My accommodation: There are a number of accommodations to choose from including apartments, bed & breakfasts and 3* to 5* hotels. I stayed at Villa Busovina, run by Rastko and his wife. It’s a traditional 200-year-old villa with five large guest rooms set upon a hilltop with panoramic sea and city views and a ten-minute walk to the main entrance gate of the city.
What to do locally: Join guided walking tours of the Old City with an English speaking guide between May and Oct, along with boat trips to the surrounding islands and coast. For panoramic views of Old Town Dubrovnik, take the cable car to the top of Mount Srd. Dubrovnik is a ‘walking city’ but there are hundreds of steps to this city so it’s not for those who are unfit or have walking difficulties.
There are a number of boat rides you can do from two hours to full day tours on leisurely schooners to private yachts. There’s also a ten-minute ferry ride to the nearby island of Lokrum (Island of Love). I had a very pleasant two hours sailing the Adriatic seeing the Old City & its wall from a very different perspective of the sea. You can purchase tickets on the day from the many sightseeing counters in the old harbour or visit the Tourist Information Centre in front of the Pile Gate.
Lots of shopping opportunities are on offer, including Old Puca - a road full of jewellery shops with mainly locally crafted silver filigree and coral pieces. Local delicacies such as olive oil and delicious wines, to canned fruit and sweet nuts form the bustling market in Gunduliceva Square.
Food: As a coastal city, you will find most restaurants serve fresh seafood and Italian inspired dishes. I ate at the same restaurant twice as it was so good – Revelin Club, which has panoramic harbour views. I found prices for drinks and meals similar to the UK. There are a couple of very welcome cafes and bars along the city wall, the most well known being Buzza Bar, perched on the edge of a cliff with steps into the clear Adriatic sea for those who fancy a dip in between drinks.
Venturing further afield: Dubrovnik is a great jumping off point, hire a car and explore the rest of Croatia’s islands, like Mijet with its stunning salt water lakes, Hvar (Croatia’s French Riviera) or drive to Split (approx 4hrs). Rastko highly recommended the island of Lopud too.
My view: Dubrovnik offers you a combination of beach and city holiday. The city stands on the wonderfully warm Adriatic sea and whilst the beaches are pebbly rather than sandy, there are plenty of sun loungers to laze around on. A coastal town which is a UNESCO World Heritage site, with a jigsaw of piazzas, palaces, cafes, monasteries and fountains. Wander through historic, winding streets and you’ll stumble across picture perfect restaurants and beautiful boutiques.
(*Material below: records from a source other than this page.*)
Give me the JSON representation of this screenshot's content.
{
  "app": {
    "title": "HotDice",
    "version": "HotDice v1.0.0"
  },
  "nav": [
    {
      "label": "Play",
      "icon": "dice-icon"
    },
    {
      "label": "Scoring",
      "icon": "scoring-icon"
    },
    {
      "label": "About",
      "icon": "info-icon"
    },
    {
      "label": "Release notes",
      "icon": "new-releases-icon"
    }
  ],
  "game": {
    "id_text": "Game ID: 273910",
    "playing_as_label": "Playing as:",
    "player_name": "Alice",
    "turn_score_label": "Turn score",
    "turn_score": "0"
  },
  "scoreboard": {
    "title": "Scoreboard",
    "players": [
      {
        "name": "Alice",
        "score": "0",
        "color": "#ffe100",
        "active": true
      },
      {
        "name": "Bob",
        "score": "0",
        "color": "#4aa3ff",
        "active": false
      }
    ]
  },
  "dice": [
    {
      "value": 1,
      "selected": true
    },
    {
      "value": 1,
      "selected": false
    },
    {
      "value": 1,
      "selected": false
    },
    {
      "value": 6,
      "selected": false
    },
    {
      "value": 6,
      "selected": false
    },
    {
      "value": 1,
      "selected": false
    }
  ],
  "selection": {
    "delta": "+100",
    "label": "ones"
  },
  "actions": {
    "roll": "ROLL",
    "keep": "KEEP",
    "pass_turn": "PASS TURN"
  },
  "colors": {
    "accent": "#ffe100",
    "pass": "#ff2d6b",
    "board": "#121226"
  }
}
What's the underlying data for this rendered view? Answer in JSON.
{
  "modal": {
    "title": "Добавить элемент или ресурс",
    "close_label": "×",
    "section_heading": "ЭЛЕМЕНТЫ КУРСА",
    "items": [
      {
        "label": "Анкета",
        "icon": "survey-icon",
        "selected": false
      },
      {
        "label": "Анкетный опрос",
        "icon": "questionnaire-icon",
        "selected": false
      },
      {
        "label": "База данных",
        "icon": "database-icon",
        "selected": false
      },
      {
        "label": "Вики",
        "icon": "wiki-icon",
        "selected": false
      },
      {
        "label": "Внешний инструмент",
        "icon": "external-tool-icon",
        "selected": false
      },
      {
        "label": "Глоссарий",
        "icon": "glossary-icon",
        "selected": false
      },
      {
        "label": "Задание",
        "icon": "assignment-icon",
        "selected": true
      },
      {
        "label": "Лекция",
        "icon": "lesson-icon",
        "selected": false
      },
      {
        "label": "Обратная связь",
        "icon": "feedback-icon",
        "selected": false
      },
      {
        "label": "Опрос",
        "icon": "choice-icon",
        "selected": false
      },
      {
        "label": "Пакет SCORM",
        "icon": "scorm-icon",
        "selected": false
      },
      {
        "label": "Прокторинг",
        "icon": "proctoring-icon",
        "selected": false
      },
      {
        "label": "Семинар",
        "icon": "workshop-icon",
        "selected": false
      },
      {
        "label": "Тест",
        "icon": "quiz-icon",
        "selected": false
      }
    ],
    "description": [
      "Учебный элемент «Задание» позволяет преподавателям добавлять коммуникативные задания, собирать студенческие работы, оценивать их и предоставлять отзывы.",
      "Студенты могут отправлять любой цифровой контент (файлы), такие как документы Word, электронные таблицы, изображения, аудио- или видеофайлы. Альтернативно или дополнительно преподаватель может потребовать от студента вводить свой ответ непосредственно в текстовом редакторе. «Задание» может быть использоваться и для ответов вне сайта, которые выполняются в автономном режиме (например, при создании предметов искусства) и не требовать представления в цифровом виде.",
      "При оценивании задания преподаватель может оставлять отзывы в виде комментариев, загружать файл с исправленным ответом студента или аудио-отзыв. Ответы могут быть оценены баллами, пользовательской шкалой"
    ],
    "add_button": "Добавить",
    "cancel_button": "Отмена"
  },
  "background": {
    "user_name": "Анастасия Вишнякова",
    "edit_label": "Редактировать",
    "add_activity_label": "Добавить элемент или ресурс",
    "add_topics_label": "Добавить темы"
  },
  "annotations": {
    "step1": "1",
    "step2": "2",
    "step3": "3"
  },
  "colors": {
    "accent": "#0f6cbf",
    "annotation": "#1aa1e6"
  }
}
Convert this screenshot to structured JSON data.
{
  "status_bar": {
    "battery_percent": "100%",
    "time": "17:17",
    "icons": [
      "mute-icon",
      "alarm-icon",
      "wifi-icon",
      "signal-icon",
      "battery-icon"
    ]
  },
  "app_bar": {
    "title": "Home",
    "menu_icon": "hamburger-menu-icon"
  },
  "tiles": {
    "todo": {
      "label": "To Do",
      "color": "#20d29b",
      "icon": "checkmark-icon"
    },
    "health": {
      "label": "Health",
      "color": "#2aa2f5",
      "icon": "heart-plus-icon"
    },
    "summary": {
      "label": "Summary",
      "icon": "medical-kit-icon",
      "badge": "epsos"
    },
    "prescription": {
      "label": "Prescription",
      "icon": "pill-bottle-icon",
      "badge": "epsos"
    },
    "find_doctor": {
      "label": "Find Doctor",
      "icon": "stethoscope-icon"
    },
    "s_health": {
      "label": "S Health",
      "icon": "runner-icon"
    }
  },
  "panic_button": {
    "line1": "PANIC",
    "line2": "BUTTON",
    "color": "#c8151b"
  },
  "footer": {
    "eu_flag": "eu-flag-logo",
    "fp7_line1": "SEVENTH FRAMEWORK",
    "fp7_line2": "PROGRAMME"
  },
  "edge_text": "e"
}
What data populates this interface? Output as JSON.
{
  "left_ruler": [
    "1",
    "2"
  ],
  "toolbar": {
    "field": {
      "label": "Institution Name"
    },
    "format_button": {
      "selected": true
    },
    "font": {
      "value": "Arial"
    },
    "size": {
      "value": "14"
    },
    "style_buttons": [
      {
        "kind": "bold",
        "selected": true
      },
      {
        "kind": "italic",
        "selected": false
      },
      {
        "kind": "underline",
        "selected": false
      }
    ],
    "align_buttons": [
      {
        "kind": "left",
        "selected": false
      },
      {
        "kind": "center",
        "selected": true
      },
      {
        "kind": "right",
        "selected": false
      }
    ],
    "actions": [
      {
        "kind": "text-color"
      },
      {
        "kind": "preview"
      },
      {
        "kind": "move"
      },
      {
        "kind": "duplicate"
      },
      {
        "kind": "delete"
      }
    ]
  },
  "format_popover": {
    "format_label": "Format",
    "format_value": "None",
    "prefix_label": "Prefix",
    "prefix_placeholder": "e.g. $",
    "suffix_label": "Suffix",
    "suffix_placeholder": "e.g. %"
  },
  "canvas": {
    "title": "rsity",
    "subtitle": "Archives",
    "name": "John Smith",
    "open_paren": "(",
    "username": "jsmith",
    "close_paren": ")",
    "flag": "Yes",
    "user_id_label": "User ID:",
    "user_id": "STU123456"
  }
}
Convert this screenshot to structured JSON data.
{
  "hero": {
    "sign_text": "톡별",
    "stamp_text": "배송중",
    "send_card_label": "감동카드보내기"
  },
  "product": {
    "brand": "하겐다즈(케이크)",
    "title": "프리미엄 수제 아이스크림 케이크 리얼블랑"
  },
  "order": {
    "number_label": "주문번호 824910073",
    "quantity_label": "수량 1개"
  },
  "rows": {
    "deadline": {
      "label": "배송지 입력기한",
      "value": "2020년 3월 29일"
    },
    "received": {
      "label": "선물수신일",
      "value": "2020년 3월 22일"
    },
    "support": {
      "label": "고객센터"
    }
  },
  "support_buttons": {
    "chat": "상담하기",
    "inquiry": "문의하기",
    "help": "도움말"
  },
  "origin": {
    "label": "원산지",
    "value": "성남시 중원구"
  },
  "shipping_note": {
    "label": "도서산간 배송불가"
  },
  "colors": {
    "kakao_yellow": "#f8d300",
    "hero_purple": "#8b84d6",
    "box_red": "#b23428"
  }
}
The city suffered a lot of damage from bombings during the civil war in the 90’s, but has been largely reconstructed. Maps are displayed around the town showing which buildings suffered damage, but they have been renovated to such a high standard the buildings all blend in and it’s hard to tell which is old or new. I entered the Old Town by the Pile Gate and walked along the top of the surrounding city walls which date back to the Middle Ages. It took me three hours and I still never walked all the way around, but did have stunning vistas of the coast and Dubrovnik Old Town.
What to consider: There is an embargo imposed on building work of any kind (unless it’s an emergency repair) during the summer season, which is lifted the 2nd October when all hell breaks loose in the City with everyone organising their repairs and renovations before winter arrives. I discovered this when I was awoken at 7am on the day I flew home by the sound of hammering from neighbours restoring a terrace!